Моя цель – чтобы звучало и как сегодня, и как тогда.

Оцените материал

Просмотров: 17901

Патриция Копачинская: «Традиции ужасно зажимают руки, невозможно играть»

Илья Овчинников · 04/02/2010
Европейская скрипачка из Молдавии о новом подходе к Бетховену, любопытстве и о том, как избежать пути вундеркинда

Имена:  Патриция Копачинская · Филипп Херревег

©  Marco Borggreve

Патриция Копачинская

Патриция Копачинская

Скрипачка Патриция Копачинская относится к тем исполнителям, которые «сделали себя сами». Владея всем основным скрипичным репертуаром, она никогда не эксплуатировала его, обращая внимание в первую очередь на современную музыку; сегодня в ее послужном списке уже более пятидесяти премьер. Недавно она записала вместе со знаменитым аутентистом дирижером Филиппом Херревеге Скрипичный концерт Бетховена; запись основана на кропотливом изучении первоисточника и звучит необычайно свежо. Среди постоянных партнеров скрипачки — знаменитый пианист и композитор Фазиль Сай. Неделю назад Копачинская приняла участие в престижном зальцбургском фестивале «Неделя Моцарта», а 5 февраля в Концертном зале Чайковского она будет играть в программе «Музыкальный глобус», посвященной 80-летию Большого симфонического оркестра имени П.И. Чайковского.

— Ваша предыдущая встреча с БСО состоялась в 2007 году?

— Да, мы тогда играли скрипичный концерт Стравинского в Москве, а до того я играла его с маэстро Федосеевым в Вене, с Венским симфоническим оркестром. И получилось очень здорово — не так, как я обычно играю. Мне было очень интересно его мнение. Федосеев ведь в русской народной музыке хорошо разбирается, а этот концерт на ней основан.

Разве? Ведь он написан уже после «русского» периода.

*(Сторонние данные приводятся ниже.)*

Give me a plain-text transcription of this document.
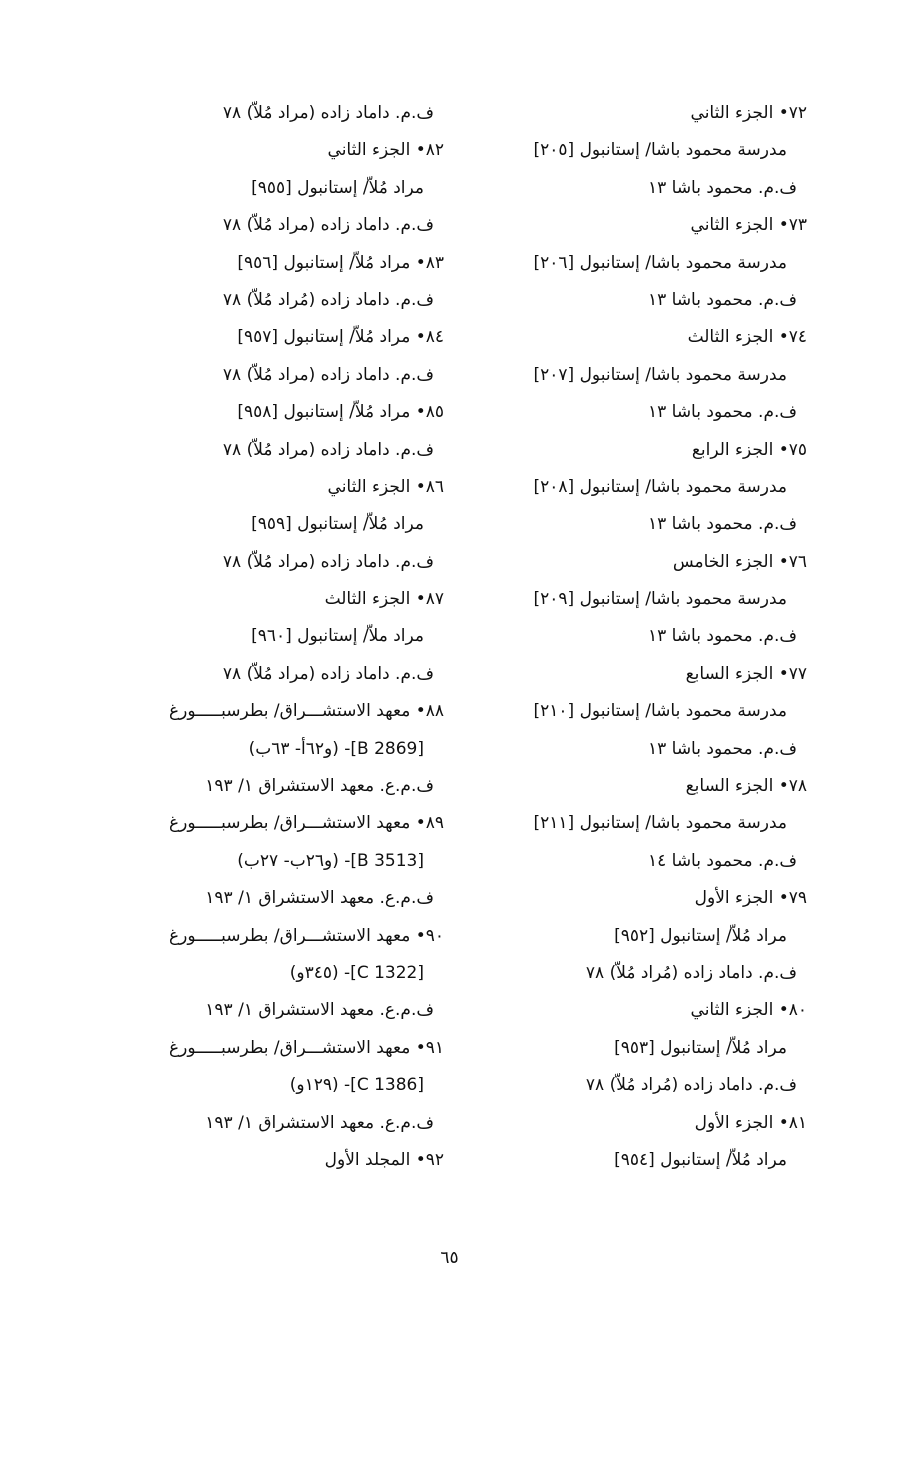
٧٢• الجزء الثاني
مدرسة محمود باشا/ إستانبول [٢٠٥]
ف.م. محمود باشا ١٣
٧٣• الجزء الثاني
مدرسة محمود باشا/ إستانبول [٢٠٦]
ف.م. محمود باشا ١٣
٧٤• الجزء الثالث
مدرسة محمود باشا/ إستانبول [٢٠٧]
ف.م. محمود باشا ١٣
٧٥• الجزء الرابع
مدرسة محمود باشا/ إستانبول [٢٠٨]
ف.م. محمود باشا ١٣
٧٦• الجزء الخامس
مدرسة محمود باشا/ إستانبول [٢٠٩]
ف.م. محمود باشا ١٣
٧٧• الجزء السابع
مدرسة محمود باشا/ إستانبول [٢١٠]
ف.م. محمود باشا ١٣
٧٨• الجزء السابع
مدرسة محمود باشا/ إستانبول [٢١١]
ف.م. محمود باشا ١٤
٧٩• الجزء الأول
مراد مُلاّ/ إستانبول [٩٥٢]
ف.م. داماد زاده (مُراد مُلاّ) ٧٨
٨٠• الجزء الثاني
مراد مُلاّ/ إستانبول [٩٥٣]
ف.م. داماد زاده (مُراد مُلاّ) ٧٨
٨١• الجزء الأول
مراد مُلاّ/ إستانبول [٩٥٤]
ف.م. داماد زاده (مراد مُلاّ) ٧٨
٨٢• الجزء الثاني
مراد مُلاّ/ إستانبول [٩٥٥]
ف.م. داماد زاده (مراد مُلاّ) ٧٨
٨٣• مراد مُلاّ/ إستانبول [٩٥٦]
ف.م. داماد زاده (مُراد مُلاّ) ٧٨
٨٤• مراد مُلاّ/ إستانبول [٩٥٧]
ف.م. داماد زاده (مراد مُلاّ) ٧٨
٨٥• مراد مُلاّ/ إستانبول [٩٥٨]
ف.م. داماد زاده (مراد مُلاّ) ٧٨
٨٦• الجزء الثاني
مراد مُلاّ/ إستانبول [٩٥٩]
ف.م. داماد زاده (مراد مُلاّ) ٧٨
٨٧• الجزء الثالث
مراد ملاّ/ إستانبول [٩٦٠]
ف.م. داماد زاده (مراد مُلاّ) ٧٨
٨٨• معهد الاستشـــراق/ بطرسبـــــورغ
[B 2869]- (و٦٢أ- ٦٣ب)
ف.م.ع. معهد الاستشراق ١/ ١٩٣
٨٩• معهد الاستشـــراق/ بطرسبـــــورغ
[B 3513]- (و٢٦ب- ٢٧ب)
ف.م.ع. معهد الاستشراق ١/ ١٩٣
٩٠• معهد الاستشـــراق/ بطرسبـــــورغ
[C 1322]- (٣٤٥و)
ف.م.ع. معهد الاستشراق ١/ ١٩٣
٩١• معهد الاستشـــراق/ بطرسبـــــورغ
[C 1386]- (١٢٩و)
ف.م.ع. معهد الاستشراق ١/ ١٩٣
٩٢• المجلد الأول
٦٥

— Все равно, ведь в автобиографии Стравинский описывает одно из первых своих впечатлений — немой крестьянин, который умел громко щелкать языком и очень выразительно пел с «причмокиванием». Это странная картина, очень абсурдная и тем не менее запомнившаяся навсегда.

Федосеев помог мне это понять, заставил играть ритмично, больше слушать оркестр; мне очень понравилось с ним играть, а с его оркестром потом в России понравилось еще больше. Это было по-другому, чем в Вене, более душевно наши люди играют. Думаю, тогда у нас хорошо получилось, поэтому теперь меня пригласили вновь — играть «Цыганку» Равеля.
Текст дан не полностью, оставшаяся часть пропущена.